Hard targets may be damaged by frangible bullets. Extent of damage increases with velocity of bullet impact. Energy transfer at the point of impact may break brittle targets, and may temporarily soften and permanently deform malleable materials. Target crystalline structure may be changed to increase target damage by subsequent bullets. Steel targets designed to withstand rifle ammunition may be damaged by bullet velocities over 2700 ft per second; and lower velocity bullets may damage steel targets intended for pistol or rimfire ammunition.

Frangible bullets striking animal targets create wounds similar to conventional bullets. Some penetrate soft tissue similar to full metal jacket bullets. Some may disintegrate upon striking bone. Hunting bullets include a frangible core designed to disintegrate when a protective jacket is opened by softer tissue or fluid. Frangible bullets disintegrating in flesh cause very serious wounds with persistent effects.

Frangible bullets may represent an unconventional threat to personal armour intended to resist traditional lead bullets. At the request of the National Institute of Justice, staff of the Office of Law Enforcement Standards, located at the National Institute of Standards and Technology, has conducted a limited series of tests evaluating the performance of frangible ammunition against body armor. This preliminary study was designed to attempt to establish the validity of claims that these types of rounds pose a potential safety threat to personal body armor. The true scope and relevance of this threat was not known as of November 2002.

== Uses ==
Frangible bullets offer improved safety for specialized combat simulation training, which involves one or more shooters engaging multiple steel targets from various directions while moving through a 360 degree range, due to the decreased risk of ricochet, overpenetration, as well as decreasing lead exposure. Frangible bullets are also used in reduced ricochet, limited penetration (RRLP) loads intended to reduce risk to friendly forces and innocent persons during close quarters military or police actions in urban areas, aboard ships or aircraft, or in hazardous material environments like oil platforms and chemical or nuclear plants.

==History==
Injuries from lead bullet fragments ricocheting off metal targets at 20th-century amusement park shooting galleries encouraged development of frangible bullets in specialized .22 Short gallery loads including Peters Krumble Ball, Remington Spatter-Less, Western Kant-Splash, and Winchester Spatterpruf. The United States used frangible lead/Bakelite M22 bullets in aircraft .30 caliber machine guns for target practice at armored RP-63 manned target aircraft. The lower density M22 bullets were of the same shape as conventional M2 bullets for reliable function through self-loading machine guns, but weighed only 110 gr in comparison to 152 gr for the M2 bullets.

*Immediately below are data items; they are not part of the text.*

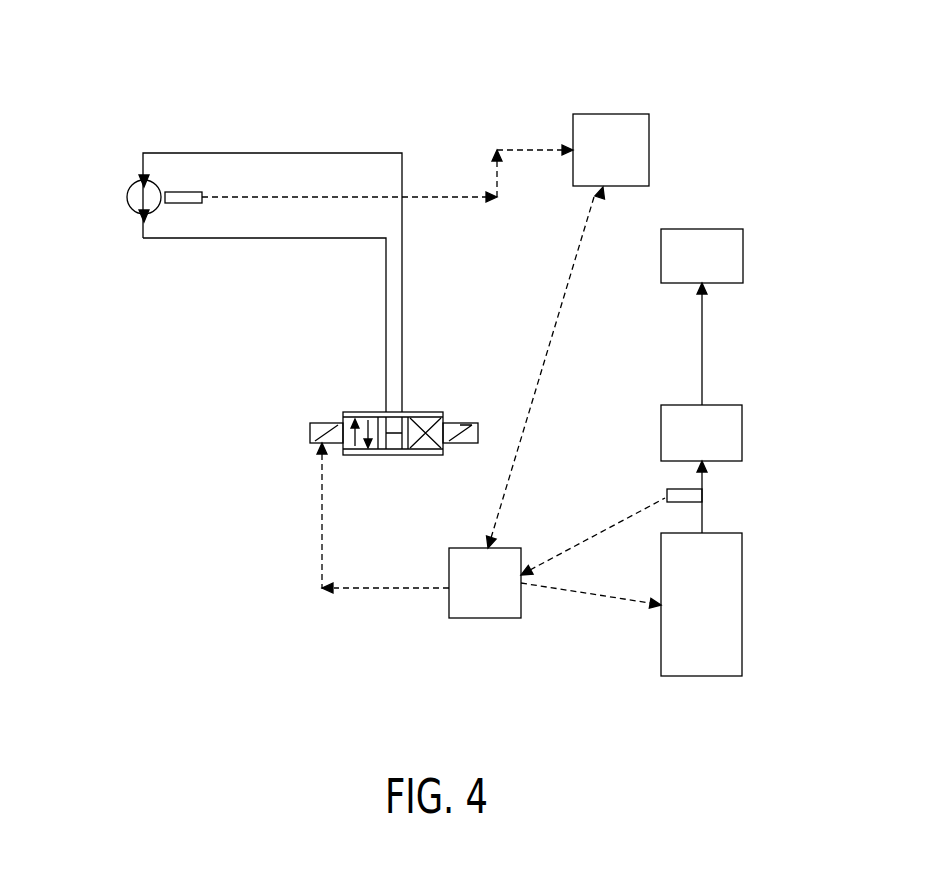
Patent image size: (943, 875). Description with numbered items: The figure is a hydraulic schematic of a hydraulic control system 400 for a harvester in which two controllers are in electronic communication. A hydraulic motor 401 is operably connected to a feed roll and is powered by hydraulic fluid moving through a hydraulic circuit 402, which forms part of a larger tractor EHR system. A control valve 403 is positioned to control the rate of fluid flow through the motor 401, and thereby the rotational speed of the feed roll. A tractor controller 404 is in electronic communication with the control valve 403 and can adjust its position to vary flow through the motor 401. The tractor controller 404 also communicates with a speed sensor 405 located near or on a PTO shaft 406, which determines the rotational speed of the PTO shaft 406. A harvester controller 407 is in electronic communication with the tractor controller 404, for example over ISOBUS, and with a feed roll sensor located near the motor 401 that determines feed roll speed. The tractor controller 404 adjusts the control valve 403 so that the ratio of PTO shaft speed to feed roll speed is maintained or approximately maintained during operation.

The hydraulic control system 400 is at (476, 86).
The hydraulic motor 401 is at (127, 197).
The hydraulic circuit 402 is at (300, 152).
The control valve 403 is at (343, 423).
The tractor controller 404 is at (470, 620).
The speed sensor 405 is at (667, 490).
The PTO shaft 406 is at (744, 430).
The harvester controller 407 is at (652, 128).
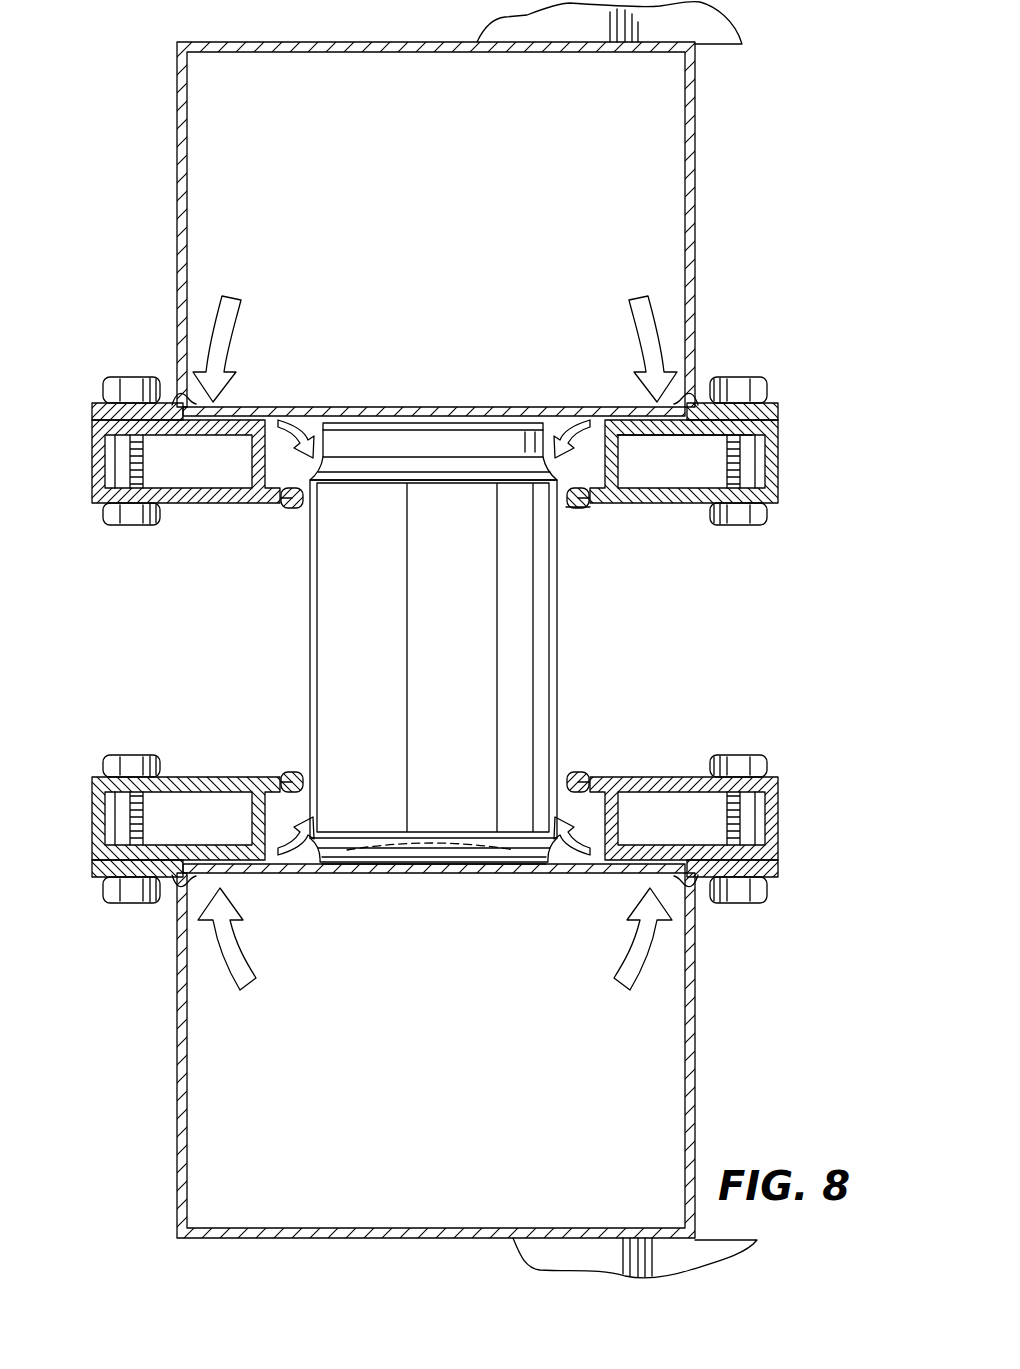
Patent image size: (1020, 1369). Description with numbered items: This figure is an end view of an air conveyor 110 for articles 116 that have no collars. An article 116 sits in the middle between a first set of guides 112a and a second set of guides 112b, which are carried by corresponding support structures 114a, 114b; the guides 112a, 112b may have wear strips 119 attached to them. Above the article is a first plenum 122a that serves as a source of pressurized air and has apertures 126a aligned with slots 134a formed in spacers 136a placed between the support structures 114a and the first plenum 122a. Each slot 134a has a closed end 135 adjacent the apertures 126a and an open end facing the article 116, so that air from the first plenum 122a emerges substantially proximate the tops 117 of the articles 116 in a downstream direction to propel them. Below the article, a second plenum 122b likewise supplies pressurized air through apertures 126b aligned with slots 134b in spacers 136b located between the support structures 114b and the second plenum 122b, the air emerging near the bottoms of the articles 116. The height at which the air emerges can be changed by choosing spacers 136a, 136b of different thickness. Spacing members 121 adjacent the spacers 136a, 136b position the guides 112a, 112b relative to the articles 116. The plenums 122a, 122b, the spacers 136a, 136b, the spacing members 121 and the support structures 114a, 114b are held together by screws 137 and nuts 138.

The air conveyor 110 is at (437, 204).
The first set of guides 112a is at (286, 510).
The second set of guides 112b is at (287, 775).
The support structure 114a is at (185, 506).
The support structure 114b is at (186, 775).
The article 116 is at (557, 661).
The top of article 117 is at (328, 405).
The wear strip 119 is at (575, 515).
The spacing member 121 is at (85, 402).
The first plenum 122a is at (697, 232).
The second plenum 122b is at (697, 1058).
The aperture 126a is at (192, 405).
The aperture 126b is at (248, 878).
The slot 134a is at (628, 420).
The slot 134b is at (196, 876).
The closed end 135 is at (690, 418).
The spacer 136a is at (780, 413).
The spacer 136b is at (83, 882).
The screw 137 is at (760, 378).
The nut 138 is at (752, 528).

In the early 21st-century, the United States military began using frangible bullets to reduce ricochet risk during small arms training. These bullets use nylon as a binding agent for a core of powdered copper and tungsten contained within a gilding metal jacket. A tungsten/nylon projectile core was developed by Ecomass Technologies to replace the lead core in the 3-part M855 5.56mm projectile and placed in service between 2000 and 2003. This projectile core performed similar to the lead core with the same, or better, accuracy.